Nashville English teacher Elizabeth Smith introduced Thoreau’s Walden by asking her AP juniors if they were ever truly alone in a hyper-connected world — even without a smartphone. In doing so, she wanted to emphasize how Thoreau’s Transcendentalist
experiment living alone in the woods might be nearly impossible to
replicate in modern, plugged-in lives — at least not without some
effort.
“One student said that he gets panicked if he goes an hour
without a text message,” she said, “and he has to blow up his friends’
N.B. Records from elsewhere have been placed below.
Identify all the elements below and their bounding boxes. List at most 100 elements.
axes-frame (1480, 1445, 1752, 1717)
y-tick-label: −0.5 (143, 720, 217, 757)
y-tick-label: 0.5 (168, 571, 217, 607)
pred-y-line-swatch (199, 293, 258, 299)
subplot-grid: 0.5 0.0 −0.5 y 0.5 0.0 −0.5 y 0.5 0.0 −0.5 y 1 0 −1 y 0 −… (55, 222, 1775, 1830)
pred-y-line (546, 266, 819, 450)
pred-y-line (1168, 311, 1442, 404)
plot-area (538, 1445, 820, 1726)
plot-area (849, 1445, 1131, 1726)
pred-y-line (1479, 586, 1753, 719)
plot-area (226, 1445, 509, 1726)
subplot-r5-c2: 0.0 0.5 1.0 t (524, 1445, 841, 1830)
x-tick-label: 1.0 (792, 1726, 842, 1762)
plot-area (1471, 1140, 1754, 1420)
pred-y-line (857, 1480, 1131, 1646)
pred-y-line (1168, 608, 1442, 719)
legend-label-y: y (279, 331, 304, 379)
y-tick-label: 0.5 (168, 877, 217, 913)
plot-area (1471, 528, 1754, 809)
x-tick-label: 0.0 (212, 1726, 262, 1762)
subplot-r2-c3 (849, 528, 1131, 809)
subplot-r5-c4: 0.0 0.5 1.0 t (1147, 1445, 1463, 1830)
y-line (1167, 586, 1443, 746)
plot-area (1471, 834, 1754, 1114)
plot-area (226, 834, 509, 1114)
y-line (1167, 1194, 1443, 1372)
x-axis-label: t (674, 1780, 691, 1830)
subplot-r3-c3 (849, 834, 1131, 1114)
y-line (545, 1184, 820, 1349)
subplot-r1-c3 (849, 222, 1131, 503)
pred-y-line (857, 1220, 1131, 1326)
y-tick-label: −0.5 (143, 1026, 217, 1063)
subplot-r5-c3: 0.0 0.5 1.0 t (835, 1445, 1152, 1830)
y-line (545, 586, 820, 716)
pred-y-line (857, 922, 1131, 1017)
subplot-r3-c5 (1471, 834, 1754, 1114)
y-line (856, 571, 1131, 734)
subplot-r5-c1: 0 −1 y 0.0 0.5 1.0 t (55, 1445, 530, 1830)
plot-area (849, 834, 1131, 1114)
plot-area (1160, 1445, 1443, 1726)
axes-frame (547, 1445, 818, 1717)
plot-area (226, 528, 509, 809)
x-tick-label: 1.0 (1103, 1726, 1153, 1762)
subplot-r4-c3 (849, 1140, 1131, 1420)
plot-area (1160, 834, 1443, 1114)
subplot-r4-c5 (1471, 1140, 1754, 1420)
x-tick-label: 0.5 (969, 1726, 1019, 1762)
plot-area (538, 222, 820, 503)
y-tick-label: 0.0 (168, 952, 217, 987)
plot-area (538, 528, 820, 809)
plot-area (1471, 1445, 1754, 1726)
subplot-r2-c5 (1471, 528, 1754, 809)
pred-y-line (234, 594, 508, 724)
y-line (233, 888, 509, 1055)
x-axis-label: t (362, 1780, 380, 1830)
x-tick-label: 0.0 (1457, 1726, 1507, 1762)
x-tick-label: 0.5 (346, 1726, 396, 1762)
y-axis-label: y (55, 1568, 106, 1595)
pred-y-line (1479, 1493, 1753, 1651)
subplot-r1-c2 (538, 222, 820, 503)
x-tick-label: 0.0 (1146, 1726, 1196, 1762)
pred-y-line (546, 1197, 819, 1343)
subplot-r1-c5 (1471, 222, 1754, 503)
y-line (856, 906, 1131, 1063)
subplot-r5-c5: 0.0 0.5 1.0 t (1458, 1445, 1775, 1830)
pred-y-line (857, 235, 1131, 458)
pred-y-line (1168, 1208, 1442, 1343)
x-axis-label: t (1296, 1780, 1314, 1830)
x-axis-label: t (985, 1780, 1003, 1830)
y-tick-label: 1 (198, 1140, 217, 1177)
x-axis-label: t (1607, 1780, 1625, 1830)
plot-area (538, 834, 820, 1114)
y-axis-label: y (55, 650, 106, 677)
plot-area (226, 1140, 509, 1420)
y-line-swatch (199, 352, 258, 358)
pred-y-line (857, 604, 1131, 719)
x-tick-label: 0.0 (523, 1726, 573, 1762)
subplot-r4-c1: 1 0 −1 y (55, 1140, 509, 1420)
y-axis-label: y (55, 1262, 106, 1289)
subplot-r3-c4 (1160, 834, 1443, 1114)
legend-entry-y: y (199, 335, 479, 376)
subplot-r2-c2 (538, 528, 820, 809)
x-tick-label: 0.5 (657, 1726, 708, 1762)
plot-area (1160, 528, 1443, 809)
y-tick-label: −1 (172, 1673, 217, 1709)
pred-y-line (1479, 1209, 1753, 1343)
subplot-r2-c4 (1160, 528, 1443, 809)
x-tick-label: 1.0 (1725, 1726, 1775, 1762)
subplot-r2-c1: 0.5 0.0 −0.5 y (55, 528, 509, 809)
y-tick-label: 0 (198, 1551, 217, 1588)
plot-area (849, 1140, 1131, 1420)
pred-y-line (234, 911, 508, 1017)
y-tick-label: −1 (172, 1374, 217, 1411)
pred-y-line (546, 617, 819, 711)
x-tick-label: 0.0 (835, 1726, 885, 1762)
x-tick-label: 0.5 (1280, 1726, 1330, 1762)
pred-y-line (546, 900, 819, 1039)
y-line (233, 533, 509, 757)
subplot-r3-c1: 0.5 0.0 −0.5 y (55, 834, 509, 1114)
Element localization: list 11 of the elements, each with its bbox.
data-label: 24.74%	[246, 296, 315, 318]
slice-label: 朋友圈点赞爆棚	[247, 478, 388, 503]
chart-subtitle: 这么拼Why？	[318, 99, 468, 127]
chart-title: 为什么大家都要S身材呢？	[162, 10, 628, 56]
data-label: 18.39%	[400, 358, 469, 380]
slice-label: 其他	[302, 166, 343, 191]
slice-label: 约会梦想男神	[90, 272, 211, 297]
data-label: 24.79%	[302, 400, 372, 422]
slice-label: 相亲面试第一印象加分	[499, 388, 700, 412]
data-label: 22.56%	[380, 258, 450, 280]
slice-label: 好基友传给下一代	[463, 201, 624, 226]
phones with messages to make sure they are still out there.” Other
students, she said, bristled at the idea they were sheep in the digital
herd, and liked to think of themselves as being able to manage a healthy
balance between solitude and digital connection.
But for both adults and kids — parents, teachers, and
students — because we have the luxury of being instantly and constantly
connected, “Being alone feels like a problem to be solved,” said MIT
Professor Sherry Turkle in the moving TED Talk based on her book, Alone, Together.
Based on her research, Turkle argued that relationships maintained
through texting and social media might make kids feel connected, but
because the phone is always buzzing, they may miss valuable
opportunities to experience real solitude, which is vital for
self-reflection. “If we don’t teach our children how to be alone,” she
said, “they will only know how to be lonely.”